Dear Financial Voice Reader,

Wednesday 10th April 2019 06:15 EDT

I have been obsessing over my pension and my son’s savings account. Why? Well all the adverts to use the tax allowances before the end of the tax year is one reason, but also because I’ve been lucky in my life to have some huge opportunities to make fortunes. And some opportunities I’ve missed and other’s I’ve taken.

A big miss was staying in the US in the mid-90s when working in Congress and investing in Silicon Valley stocks. But I want to use my expertise for my son, because I know when people talk about wealth, it’s two main sources (excluding inheritance and business, the former is out of your hands and the latter results in many failures and chance).

Those sources are property and stocks. In the UK it was largely property investments. My wife would tell me about people in Hounslow and Southall in West London, barely able to speak English who would be wealthier from their investments in property with their minimum wage work at Heathrow airport, than most professionals she knew at Deutsche Bank. High income poverty is a real thing in London; as people earn more, they spend more.

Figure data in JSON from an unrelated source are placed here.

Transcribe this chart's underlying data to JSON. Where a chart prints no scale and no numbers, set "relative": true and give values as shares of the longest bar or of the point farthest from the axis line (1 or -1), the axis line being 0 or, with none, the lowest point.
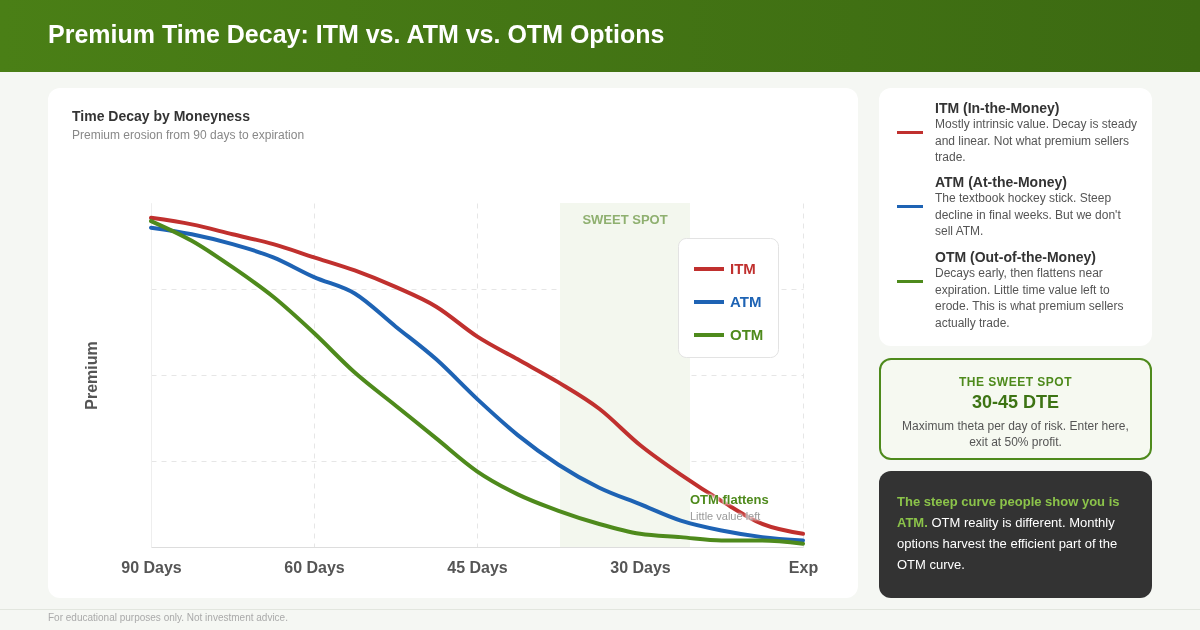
{
  "chart_data": {
    "type": "line",
    "title": "Time Decay by Moneyness",
    "subtitle": "Premium erosion from 90 days to expiration",
    "ylabel": "Premium",
    "relative": true,
    "categories": [
      "90 Days",
      null,
      null,
      null,
      "60 Days",
      null,
      null,
      null,
      "45 Days",
      null,
      null,
      null,
      "30 Days",
      null,
      null,
      null,
      "Exp"
    ],
    "series": [
      {
        "name": "ITM",
        "color": "#c0302e",
        "values": [
          1,
          0.98,
          0.95,
          0.92,
          0.88,
          0.84,
          0.79,
          0.73,
          0.64,
          0.57,
          0.5,
          0.42,
          0.31,
          0.22,
          0.14,
          0.07,
          0.04
        ]
      },
      {
        "name": "ATM",
        "color": "#1e63b4",
        "values": [
          0.97,
          0.95,
          0.92,
          0.88,
          0.82,
          0.77,
          0.67,
          0.57,
          0.45,
          0.34,
          0.25,
          0.18,
          0.13,
          0.08,
          0.05,
          0.03,
          0.02
        ]
      },
      {
        "name": "OTM",
        "color": "#4e8a1c",
        "values": [
          0.99,
          0.93,
          0.85,
          0.76,
          0.65,
          0.53,
          0.43,
          0.33,
          0.23,
          0.16,
          0.11,
          0.07,
          0.04,
          0.03,
          0.02,
          0.02,
          0.01
        ]
      }
    ],
    "grid": true,
    "legend": "top right",
    "line_style": "solid",
    "annotations": [
      "Premium Time Decay: ITM vs. ATM vs. OTM Options",
      "ITM (In-the-Money)",
      "Mostly intrinsic value. Decay is steady and linear. Not what premium sellers trade.",
      "ATM (At-the-Money)",
      "The textbook hockey stick. Steep decline in final weeks. But we don't sell ATM.",
      "OTM (Out-of-the-Money)",
      "Decays early, then flattens near expiration. Little time value left to erode. This is what premium sellers actually trade.",
      "THE SWEET SPOT",
      "30-45 DTE",
      "Maximum theta per day of risk. Enter here, exit at 50% profit.",
      "The steep curve people show you is ATM.",
      "OTM reality is different. Monthly options harvest the efficient part of the OTM curve.",
      "For educational purposes only. Not investment advice.",
      "OTM flattens",
      "Little value left",
      "SWEET SPOT"
    ]
  }
}
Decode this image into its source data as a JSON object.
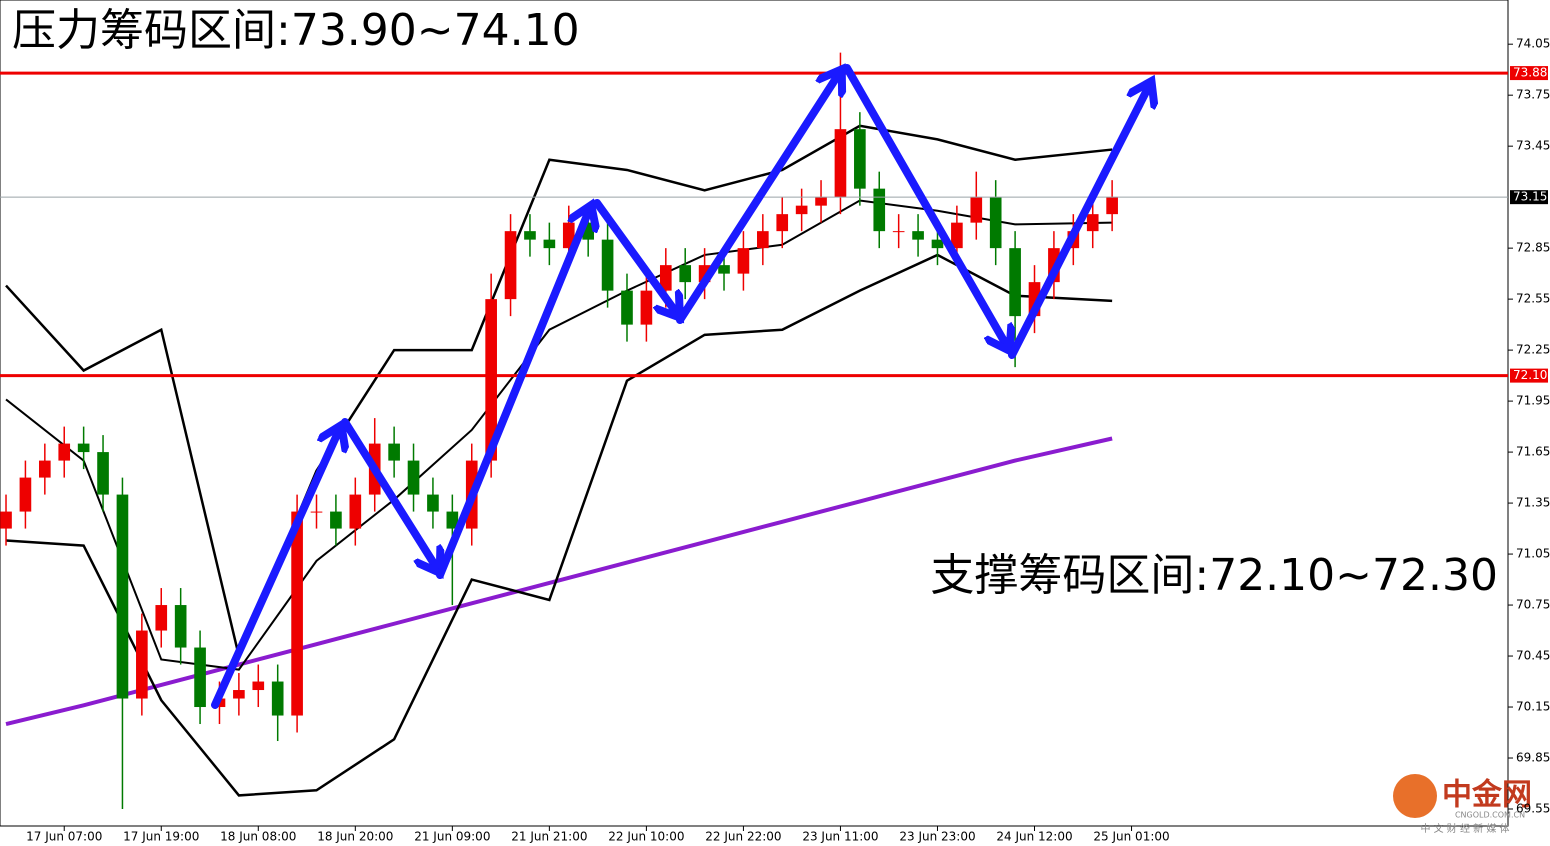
{
  "chart_data": {
    "type": "candlestick",
    "annotations": [
      "压力筹码区间:73.90~74.10",
      "支撑筹码区间:72.10~72.30"
    ],
    "xlim": [
      -0.31,
      77.4
    ],
    "ylim": [
      69.45,
      74.31
    ],
    "xticks": [
      {
        "value": 3,
        "label": "17 Jun 07:00"
      },
      {
        "value": 8,
        "label": "17 Jun 19:00"
      },
      {
        "value": 13,
        "label": "18 Jun 08:00"
      },
      {
        "value": 18,
        "label": "18 Jun 20:00"
      },
      {
        "value": 23,
        "label": "21 Jun 09:00"
      },
      {
        "value": 28,
        "label": "21 Jun 21:00"
      },
      {
        "value": 33,
        "label": "22 Jun 10:00"
      },
      {
        "value": 38,
        "label": "22 Jun 22:00"
      },
      {
        "value": 43,
        "label": "23 Jun 11:00"
      },
      {
        "value": 48,
        "label": "23 Jun 23:00"
      },
      {
        "value": 53,
        "label": "24 Jun 12:00"
      },
      {
        "value": 58,
        "label": "25 Jun 01:00"
      }
    ],
    "yticks": [
      74.05,
      73.75,
      73.45,
      72.85,
      72.55,
      72.25,
      71.95,
      71.65,
      71.35,
      71.05,
      70.75,
      70.45,
      70.15,
      69.85,
      69.55
    ],
    "up_color": "#ee0000",
    "down_color": "#007a00",
    "open": [
      71.2,
      71.3,
      71.5,
      71.6,
      71.7,
      71.65,
      71.4,
      70.2,
      70.6,
      70.75,
      70.5,
      70.15,
      70.2,
      70.25,
      70.3,
      70.1,
      71.3,
      71.3,
      71.2,
      71.4,
      71.7,
      71.6,
      71.4,
      71.3,
      71.2,
      71.6,
      72.55,
      72.95,
      72.9,
      72.85,
      73.0,
      72.9,
      72.6,
      72.4,
      72.6,
      72.75,
      72.65,
      72.75,
      72.7,
      72.85,
      72.95,
      73.05,
      73.1,
      73.15,
      73.55,
      73.2,
      72.95,
      72.95,
      72.9,
      72.85,
      73.0,
      73.15,
      72.85,
      72.45,
      72.65,
      72.85,
      72.95,
      73.05
    ],
    "high": [
      71.4,
      71.6,
      71.7,
      71.8,
      71.8,
      71.75,
      71.5,
      70.7,
      70.85,
      70.85,
      70.6,
      70.3,
      70.35,
      70.4,
      70.4,
      71.4,
      71.4,
      71.4,
      71.5,
      71.85,
      71.8,
      71.7,
      71.5,
      71.4,
      71.7,
      72.7,
      73.05,
      73.05,
      73.0,
      73.1,
      73.1,
      73.0,
      72.7,
      72.7,
      72.85,
      72.85,
      72.85,
      72.85,
      72.95,
      73.05,
      73.15,
      73.2,
      73.25,
      74.0,
      73.65,
      73.3,
      73.05,
      73.05,
      73.0,
      73.1,
      73.3,
      73.25,
      72.95,
      72.75,
      72.95,
      73.05,
      73.15,
      73.25
    ],
    "low": [
      71.1,
      71.2,
      71.4,
      71.5,
      71.55,
      71.3,
      69.55,
      70.1,
      70.5,
      70.4,
      70.05,
      70.05,
      70.1,
      70.15,
      69.95,
      70.0,
      71.2,
      71.1,
      71.1,
      71.3,
      71.5,
      71.3,
      71.2,
      70.75,
      71.1,
      71.5,
      72.45,
      72.8,
      72.75,
      72.75,
      72.8,
      72.5,
      72.3,
      72.3,
      72.5,
      72.55,
      72.55,
      72.6,
      72.6,
      72.75,
      72.85,
      72.95,
      73.0,
      73.05,
      73.1,
      72.85,
      72.85,
      72.8,
      72.75,
      72.75,
      72.9,
      72.75,
      72.15,
      72.35,
      72.55,
      72.75,
      72.85,
      72.95
    ],
    "close": [
      71.3,
      71.5,
      71.6,
      71.7,
      71.65,
      71.4,
      70.2,
      70.6,
      70.75,
      70.5,
      70.15,
      70.2,
      70.25,
      70.3,
      70.1,
      71.3,
      71.3,
      71.2,
      71.4,
      71.7,
      71.6,
      71.4,
      71.3,
      71.2,
      71.6,
      72.55,
      72.95,
      72.9,
      72.85,
      73.0,
      72.9,
      72.6,
      72.4,
      72.6,
      72.75,
      72.65,
      72.75,
      72.7,
      72.85,
      72.95,
      73.05,
      73.1,
      73.15,
      73.55,
      73.2,
      72.95,
      72.95,
      72.9,
      72.85,
      73.0,
      73.15,
      72.85,
      72.45,
      72.65,
      72.85,
      72.95,
      73.05,
      73.15
    ],
    "indicator_x": [
      0,
      4,
      8,
      12,
      16,
      20,
      24,
      28,
      32,
      36,
      40,
      44,
      48,
      52,
      57
    ],
    "indicators": [
      {
        "color": "#8a1ccf",
        "width": 4,
        "values": [
          70.05,
          70.16,
          70.28,
          70.4,
          70.52,
          70.64,
          70.76,
          70.88,
          71.0,
          71.12,
          71.24,
          71.36,
          71.48,
          71.6,
          71.73
        ]
      },
      {
        "color": "#000000",
        "width": 2.5,
        "values": [
          72.63,
          72.13,
          72.37,
          70.45,
          71.54,
          72.25,
          72.25,
          73.37,
          73.31,
          73.19,
          73.31,
          73.57,
          73.49,
          73.37,
          73.43
        ]
      },
      {
        "color": "#000000",
        "width": 2.5,
        "values": [
          71.13,
          71.1,
          70.19,
          69.63,
          69.66,
          69.96,
          70.9,
          70.78,
          72.07,
          72.34,
          72.37,
          72.6,
          72.81,
          72.57,
          72.54
        ]
      },
      {
        "color": "#000000",
        "width": 2,
        "values": [
          71.96,
          71.6,
          70.43,
          70.37,
          71.01,
          71.37,
          71.78,
          72.37,
          72.6,
          72.81,
          72.87,
          73.13,
          73.07,
          72.99,
          73.0
        ]
      }
    ],
    "price_lines": [
      {
        "value": 73.88,
        "color": "#ee0000",
        "box": "#ee0000"
      },
      {
        "value": {
          "value": 72.1,
          "label": "72.10"
        },
        "color": "#ee0000",
        "box": "#ee0000"
      },
      {
        "value": 73.15,
        "color": "#9aa3a8",
        "box": "#000000"
      }
    ]
  },
  "logo": {
    "name": "中金网",
    "url": "CNGOLD.COM.CN",
    "slogan": "中 文 财 经 新 媒 体"
  }
}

In America, the story of shares would often be the reason for ridiculous wealth. I am no property guru but I am a world authority on investing (don’t mean to brag, but international bestsellers and TV programmes and Oxford fellowships don’t go to clueless people).

So I want to use this for my son. And this is what I did for his first birthday. Firstly, I used a tax efficient savings account. In the UK that is an ISA and a SIPP (there are junior versions of both).

I then, using my know-how researched using online tools and software I’ve created companies which have performed well over good and bad economic cycles and weighing more heavily performance over the past few years. I wanted companies preferably paying a dividend, as they would always have shareholders who would prop up the demand for those shares and so the share price for that reason alone. And I wanted the value of the companies, despite good performance to remain cheap compared to other counties.

To me this means, when I am buying a share, I am buying future income streams and so I wanted to pay as little as possible for that. And the best measure of future income, is profits. So I want to pay no more than 20 times for each $ of profit.

The names I came down on, to add to my previous holdings in Google, Facebook, Amazon, Apple were: AES, Globant, Veeva Systems, HCA, Waters, Autozone, Chegg, Intuit, Cisco, Yum China.

I want my son to have these for 18 more years. So they had to be good. From all my research they are.